Family, Crime, & Justice

Colbert King is a regular columnist for the Washington Post. He is a Pulitzer Prize winning writer who is not afraid to challenge the status quo, and when it comes to turning out children who later become juveniles in the criminal justice system, or mommas, too young to raise a child, he’s got a lot to say.

Quoting Martin Luther King, he wrote, 

“‘The family, that is, the group consisting of mother, father and child, still remains the main educational agency of mankind.” 

Wrote the columnist, “I think of boys getting guns and girls getting babies. Children who know how to create kids but not how to raise them. And I think of those dreadful numbers behind youth violence and carjackings, high school absenteeism and truancy rates, and the stream of young boys and girls…and I face how far we have fallen from maintaining [Martin Luther King’s] ‘main educational agency of mankind.’”

“The decline of the family,” says the columnist, “particularly among black Americans, is not the legacy of nineteenth century injustice. It accelerated beginning in the 1960s. Partly, it was the overall national decline. Yet it was made worse by the welfare state of the Great Society that had been touted as a measure to reduce crime,” says Colbert King.

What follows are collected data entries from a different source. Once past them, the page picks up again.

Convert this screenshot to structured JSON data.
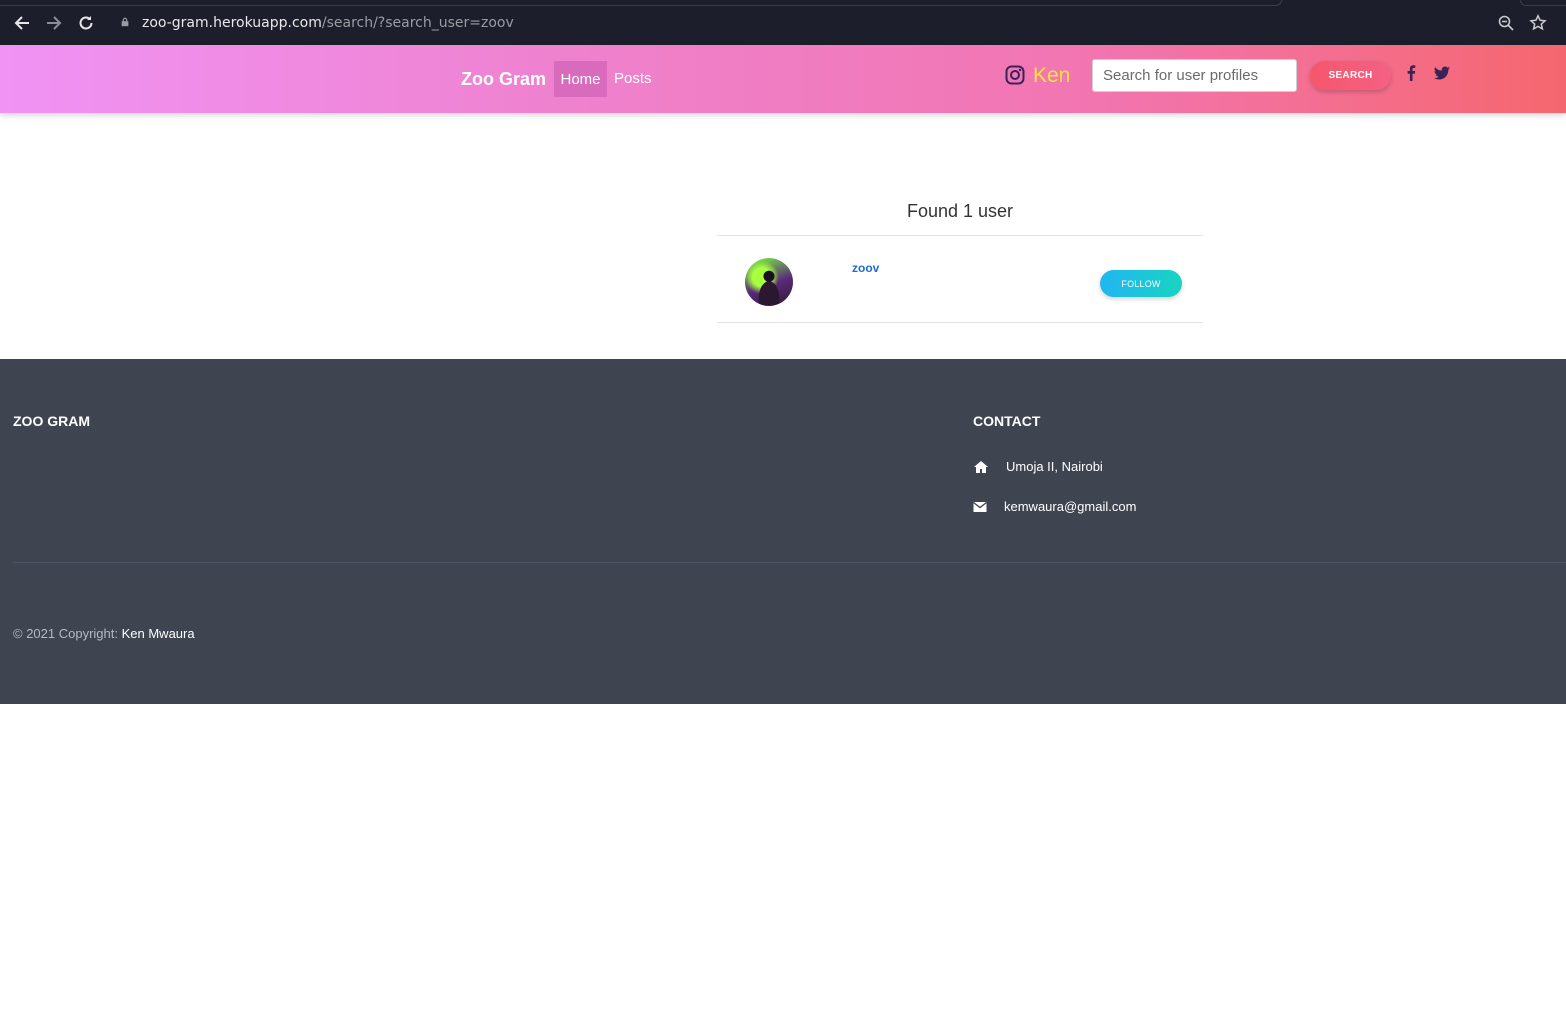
{
  "browser": {
    "url_host": "zoo-gram.herokuapp.com",
    "url_path": "/search/?search_user=zoov"
  },
  "navbar": {
    "brand": "Zoo Gram",
    "links": [
      {
        "label": "Home",
        "active": true
      },
      {
        "label": "Posts",
        "active": false
      }
    ],
    "username": "Ken",
    "search_placeholder": "Search for user profiles",
    "search_button": "SEARCH",
    "gradient": [
      "#f093f5",
      "#f5676f"
    ],
    "username_color": "#ffe23a"
  },
  "results": {
    "heading": "Found 1 user",
    "users": [
      {
        "username": "zoov",
        "follow_label": "FOLLOW"
      }
    ]
  },
  "footer": {
    "brand_title": "ZOO GRAM",
    "contact_title": "CONTACT",
    "address": "Umoja II, Nairobi",
    "email": "kemwaura@gmail.com",
    "copyright_prefix": "© 2021 Copyright:",
    "copyright_owner": "Ken Mwaura",
    "background": "#3e4551"
  }
}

I would add that the proliferation of drugs beginning in the 1960s contributed to the growth of crime as well, but also to the decay of the family unit and the wave of women being incarcerated at greater and greater rates. But, in spite of all that, a lot of people I know were raised during those difficult times, but they never got off track because they had loving parents who kept order, love and responsibility as a cloche around their household and their children—never to be sullied by the lower elements of society.

Parents can do that. A single parent has a tremendous job—some would say an impossible job if he or she is trying to do all that a two-parent couple should do. How can one person hold down a full time job, keep a home, be there for the kids at school events, help with homework, spend quality time, and set expectations and rules that will direct the paths of each child, all by him or herself? Possible, but not usually probable.

When Hillary Clinton said “It takes a village to raise a child,” she might have been overstating things a bit. But Martin Luther King wasn’t wrong when he said the family consists of a mother, father and child. And, I would depart from the famous columnist on one thing. This is not “particularly” a black family issue. It is a huge white family issue as well. We all have work to do to protect the next generation.

Bottom line: Kids deserve to have it all. They need to have it all if we care at all about their futures.